Mame did not smoke and she did not read French. But when in Rome, had said Paula Ling; or was it the office calendar that had said it for her? She left the silver box alone but took up the latest work of Pierre Loti with the air of a connoisseur.
The book, however, did not claim much of her attention. She sat watching Lady Violet work. In the sight of an expert she was by no means skilful; it was rather pathetic to see her dabbing with one uncertain finger of each hand. She also lent an ear to Lady Violet’s stream of whimsical complaint and humorous apology. Plainly this journalistic egg was bored by her luck. That old syndicate of hers was surely worth good and regular money. If only—! But why indulge vain thoughts?

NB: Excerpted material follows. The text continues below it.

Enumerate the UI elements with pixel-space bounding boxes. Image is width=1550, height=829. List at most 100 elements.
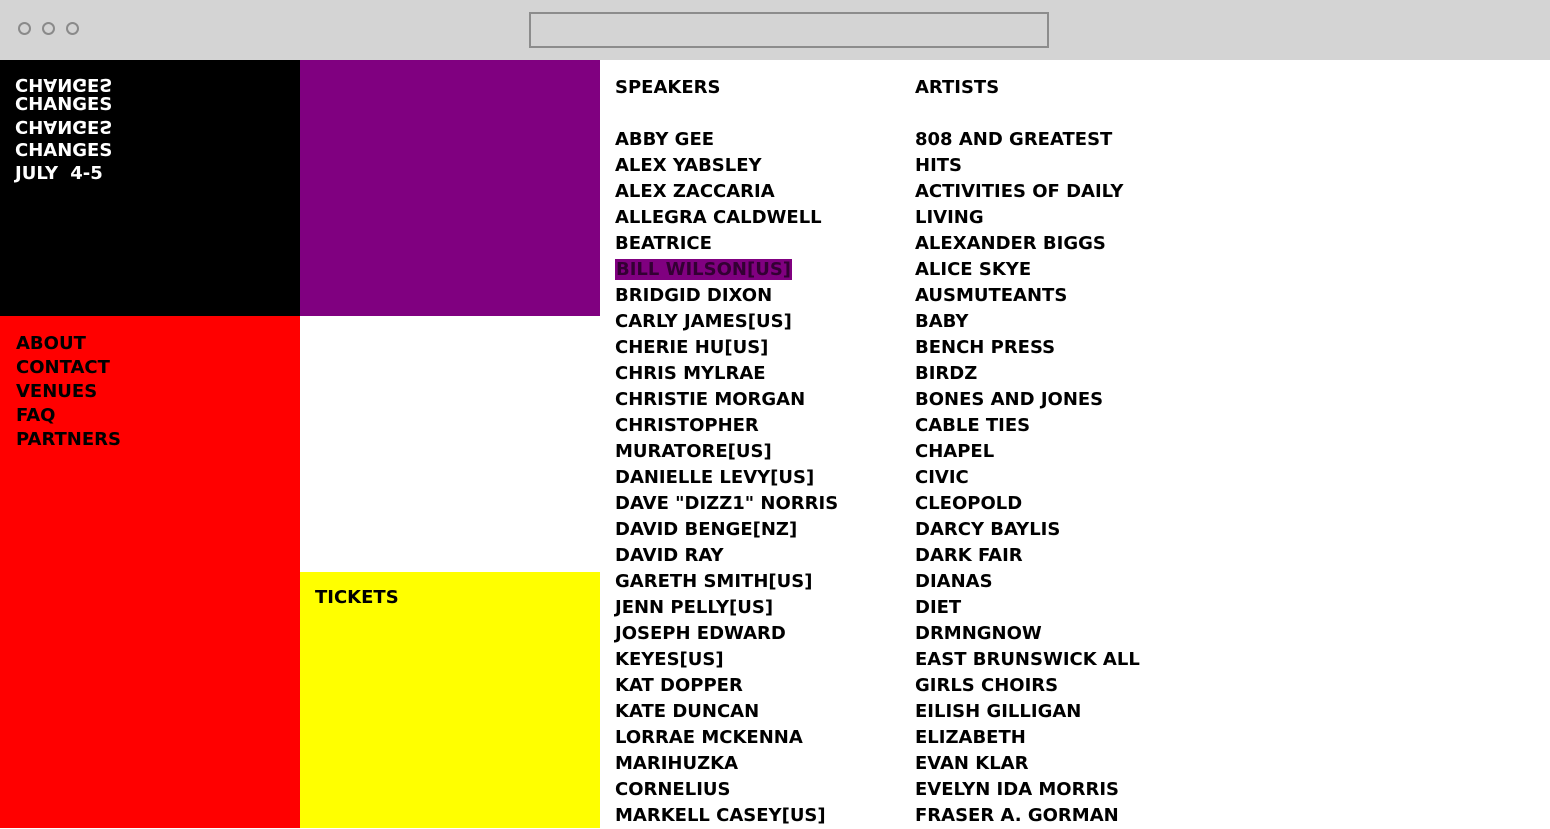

In ten minutes, or less, Lady Violet was through. She shovelled her copy, some twenty badly typed pages, into a large envelope; sealed and addressed it; then with a comic sigh of relief she picked up the meerschaum holder and had recourse to the silver box. “So sorry,” she apologized for the nth time. “But we are not expected at the Orient until five.”
She rang for Davis, that treasure among parlour maids, of whose old-family-retainer air Mame was a shade in awe, and set down as “sniffy.” To Davis the envelope was handed; she was told to send it at once to Fleet Street by district messenger. And she was asked to get a taxi.